Long-Term care
Long-Term Care
Choosing a Long-Term Care Policy
Assessing the need for long-term care (LTC) insurance is an important part of any risk management program. The heavy economic burden of paying for such care should be measured against your available resources. If you need LTC for even a short period of time, what effect will that have on your estate and any legacy you may wish to leave to your heirs? The decision to purchase LTC insurance, either individually or under a group plan, generally must be made while you are still healthy. Once a disabling condition occurs, it is too late to act.
Common Elements in Long-Term Care Insurance Policies
- “Qualified” LTC policies: If an LTC policy meets certain criteria established by the federal government, the premiums for the policy are considered “medical care” and thus qualify for the medical expense itemized deduction. Federal law limits the amount of qualified LTC premiums that may be deducted each year.
- Amount of the benefit: A policy will generally specify the maximum dollar benefit payable. A survey of local nursing homes can help determine the amount needed.
- How benefits are paid: LTC benefits are generally paid under one of three methods:
- Reimbursement (expenses-incurred) method – pays the lesser of the actual expenses incurred or the dollar limit specified in the policy.
- Indemnity (or “per-diem”) method – the entire daily benefit is paid as long as the insured requires and is receiving LTC services, regardless of the amount spent.
- Disability method – once the eligibility criteria have been met, the full daily benefit is paid, even if no LTC services are being provided.
- Inflation protection: Since costs inevitably increase, a policy without a provision for inflation may be outdated in a few years. Of course, an additional charge is incurred for this protection.
- Guaranteed renewability: Almost all long-term care policies sold today are guaranteed renewable; they cannot be canceled as long as you pay the premiums on time and as long as you have told the truth about your health on the application. The fact that a policy is guaranteed renewable does not mean that the premiums cannot be increased; insurers typically reserve the right to raise premiums for an entire class or group of policyholders. Some policies sold in the past were not guaranteed renewable and a few of these policies may still be in force.
- Waiver of premium: Some policies will waive future premiums after you have been in the nursing home for a specified number of days, e.g., 90 days.
- Prior hospitalization: This policy provision requires one to be hospitalized (for the same condition) prior to entering the nursing home or no benefits will be paid under the policy. Although prior hospitalization clauses have been prohibited in all states, some older policies still in force may contain this provision. Policies currently sold do not contain prior hospitalization clauses.
- Place of care: Does the policy require that the nursing home be licensed or otherwise certified by the state to provide skilled or intermediate nursing care? Must the facility meet certain record keeping requirements?

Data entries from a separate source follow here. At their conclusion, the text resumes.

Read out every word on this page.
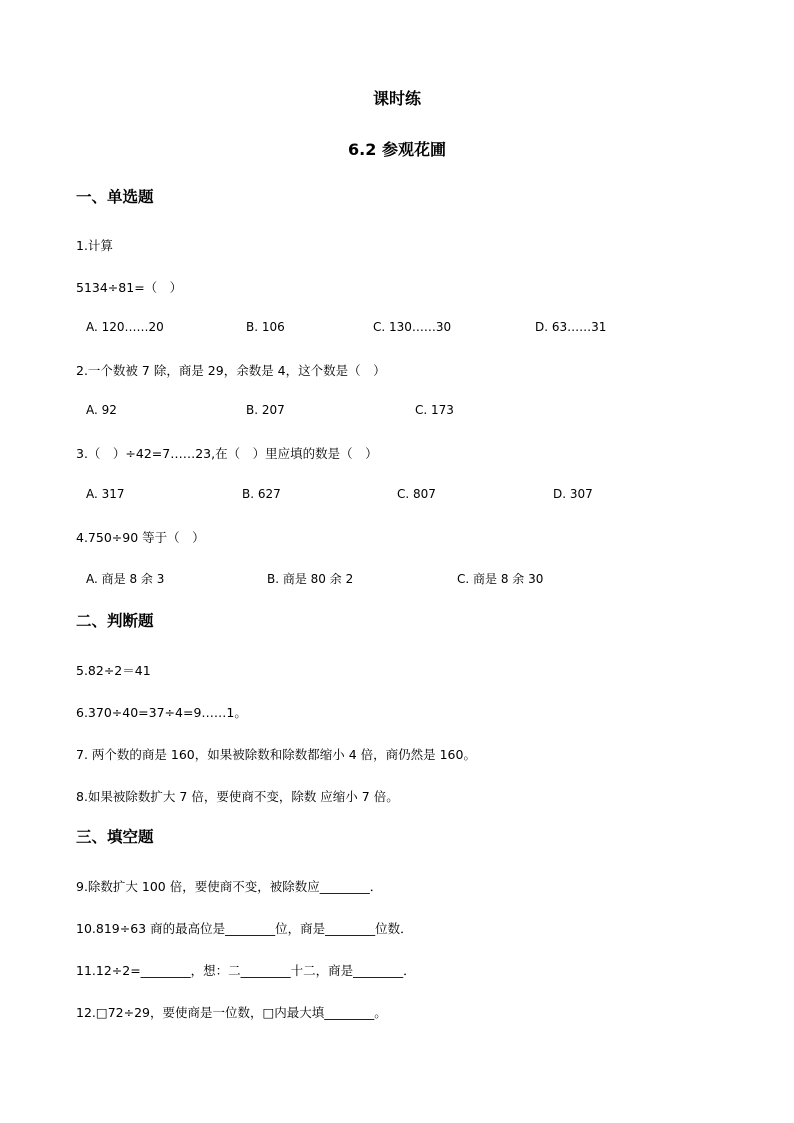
课时练
6.2 参观花圃
一、单选题
1.计算
5134÷81=（　）
A. 120……20	B. 106	C. 130……30	D. 63……31
2.一个数被 7 除，商是 29，余数是 4，这个数是（　）
A. 92	B. 207	C. 173
3.（　）÷42=7……23,在（　）里应填的数是（　）
A. 317	B. 627	C. 807	D. 307
4.750÷90 等于（　）
A. 商是 8 余 3	B. 商是 80 余 2	C. 商是 8 余 30
二、判断题
5.82÷2＝41
6.370÷40=37÷4=9……1。
7. 两个数的商是 160，如果被除数和除数都缩小 4 倍，商仍然是 160。
8.如果被除数扩大 7 倍，要使商不变，除数 应缩小 7 倍。
三、填空题
9.除数扩大 100 倍，要使商不变，被除数应________．
10.819÷63 商的最高位是________位，商是________位数．
11.12÷2=________，想：二________十二，商是________．
12.□72÷29，要使商是一位数，□内最大填________。
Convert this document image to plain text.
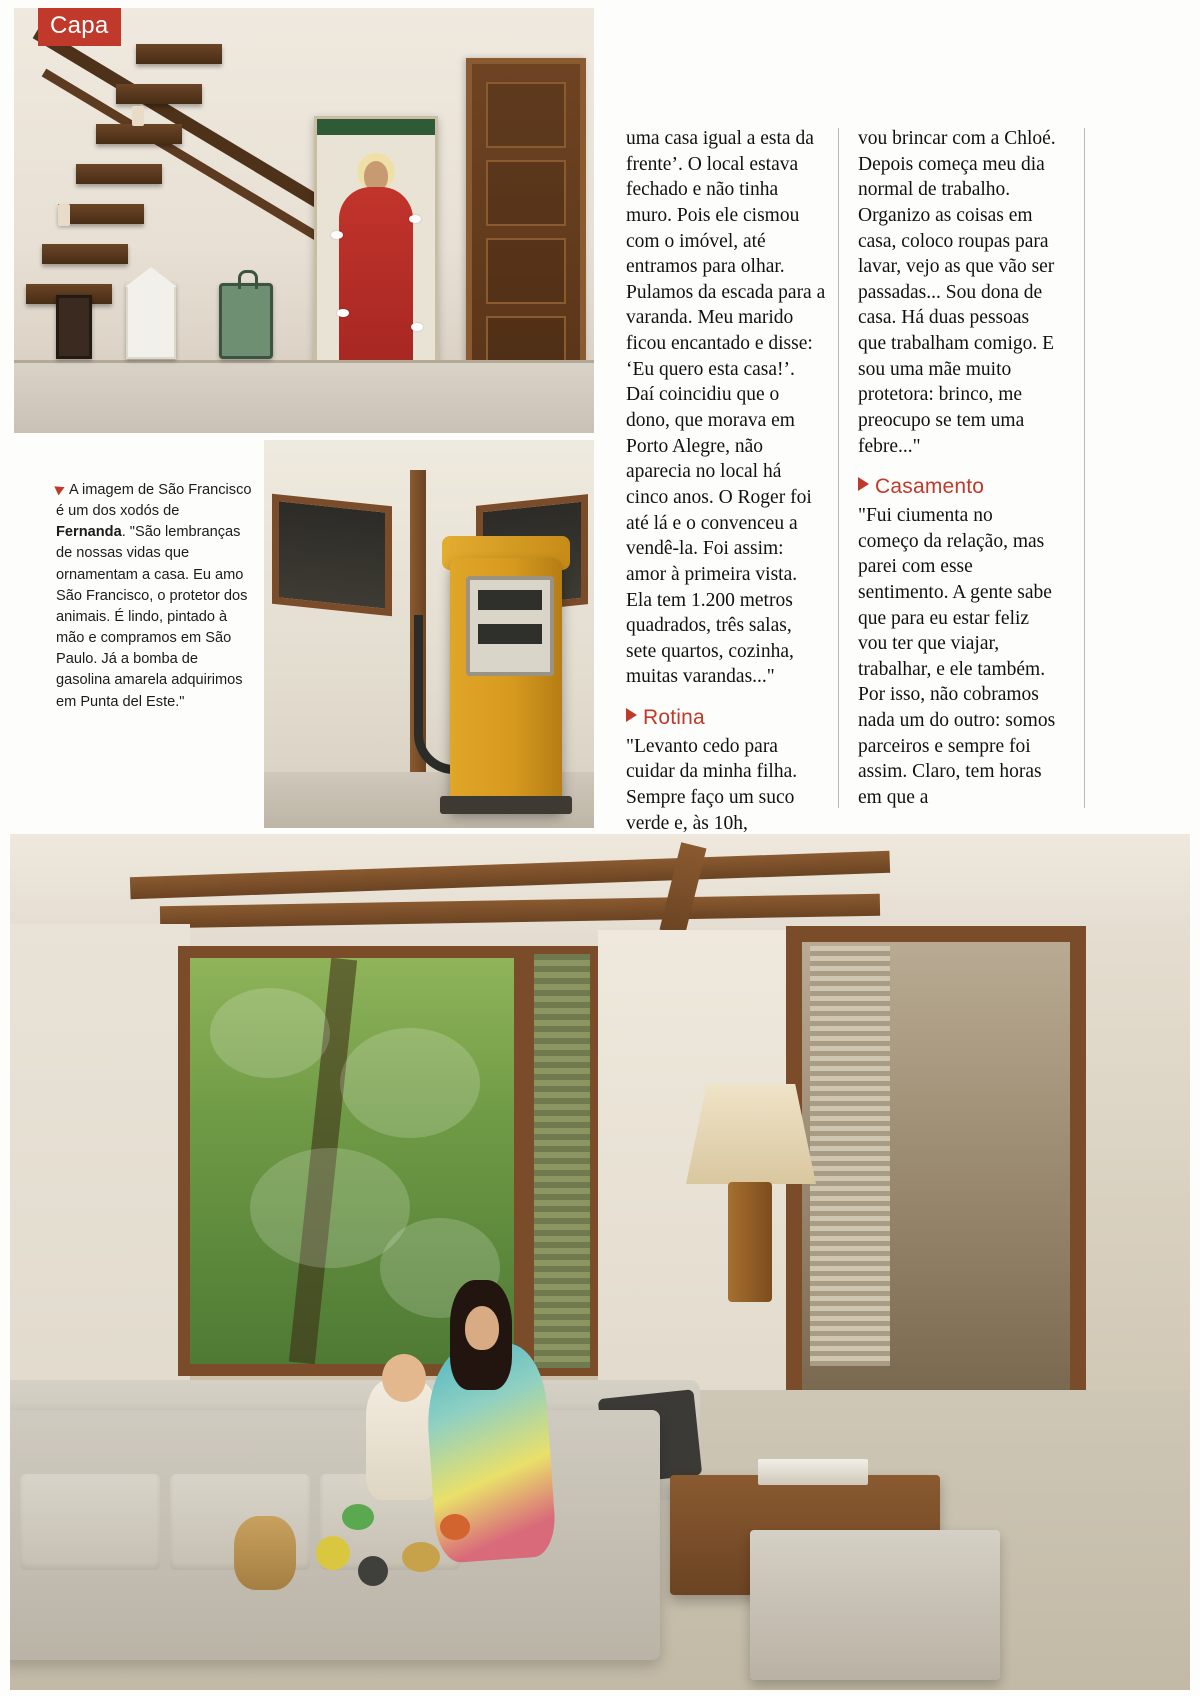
Capa
A imagem de São Francisco é um dos xodós de Fernanda. "São lembranças de nossas vidas que ornamentam a casa. Eu amo São Francisco, o protetor dos animais. É lindo, pintado à mão e compramos em São Paulo. Já a bomba de gasolina amarela adquirimos em Punta del Este."

uma casa igual a esta da frente’. O local estava fechado e não tinha muro. Pois ele cismou com o imóvel, até entramos para olhar. Pulamos da escada para a varanda. Meu marido ficou encantado e disse: ‘Eu quero esta casa!’. Daí coincidiu que o dono, que morava em Porto Alegre, não aparecia no local há cinco anos. O Roger foi até lá e o convenceu a vendê-la. Foi assim: amor à primeira vista. Ela tem 1.200 metros quadrados, três salas, sete quartos, cozinha, muitas varandas..."

Rotina

"Levanto cedo para cuidar da minha filha. Sempre faço um suco verde e, às 10h,

vou brincar com a Chloé. Depois começa meu dia normal de trabalho. Organizo as coisas em casa, coloco roupas para lavar, vejo as que vão ser passadas... Sou dona de casa. Há duas pessoas que trabalham comigo. E sou uma mãe muito protetora: brinco, me preocupo se tem uma febre..."

Casamento

"Fui ciumenta no começo da relação, mas parei com esse sentimento. A gente sabe que para eu estar feliz vou ter que viajar, trabalhar, e ele também. Por isso, não cobramos nada um do outro: somos parceiros e sempre foi assim. Claro, tem horas em que a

- Plan of care: A plan of care is part of the health care claims process. It is the result of an assessment prepared by the insured’s physician, and a multi-disciplinary team, including practical nurses, social workers, and other health care professionals. The plan outlines the appropriate level of care needed to assist the insured in performing the activities of daily living.
- Level of care: There are three generally recognized levels of care in an institutional setting:
- Skilled care: Daily nursing and rehabilitation care under the supervision of skilled medical personnel, e.g., registered nurses and based on a physician’s orders.
- Intermediate care: The same as skilled care, except it requires only intermittent or occasional nursing and rehabilitative care.
- Custodial care: Help in one’s daily activities including eating, getting up, bathing, dressing, use of toilet, etc. Persons performing the assistance do not need to be medically skilled, but the care is usually based upon the physician’s certification that the care is needed.
- Pre-existing conditions: Depending on the state, a policy may limit coverage of pre-existing conditions to discourage persons who are already ill from purchasing a policy. Many policies will provide benefits if the pre-existing condition was overcome six months or more prior to applying for the policy. Also, some policies will not pay benefits if the pre-existing condition re-occurs within six months after the effective date of coverage.
- Deductible or waiting period: Most LTC policies require you to “pay your own way” for a specified number of days (generally ranging between zero and 120 days) before the insurance company will begin to pay benefits. Of course, the shorter the waiting period, the higher the cost will be. This is usually referred to as an “elimination period.”
- Alzheimer’s disease: Most policies now include coverage for organic brain disorders like Alzheimer’s disease.
- Home health care (home care): Many long-term care policies can provide coverage in the insured’s home. It is most often offered as a rider (requiring an additional premium) to nursing facility coverage, and reimburses the cost of long-term care received at home.
- Rating the company: Companies should be financially sound and have a reputation of treating policyholders fairly.
Seek Professional Guidance
A perfect LTC policy does not exist. Many policy features must be compared and weighed. As a general rule, the more benefits included in a policy, the higher the premium will be. Professional guidance is extremely important in this complicated area.
Not everyone will qualify for long term care insurance. Premiums are based on several factors, including, but not limited to age, general health and physical condition. Any guarantees are based upon the claims paying ability of the underlying insurance company.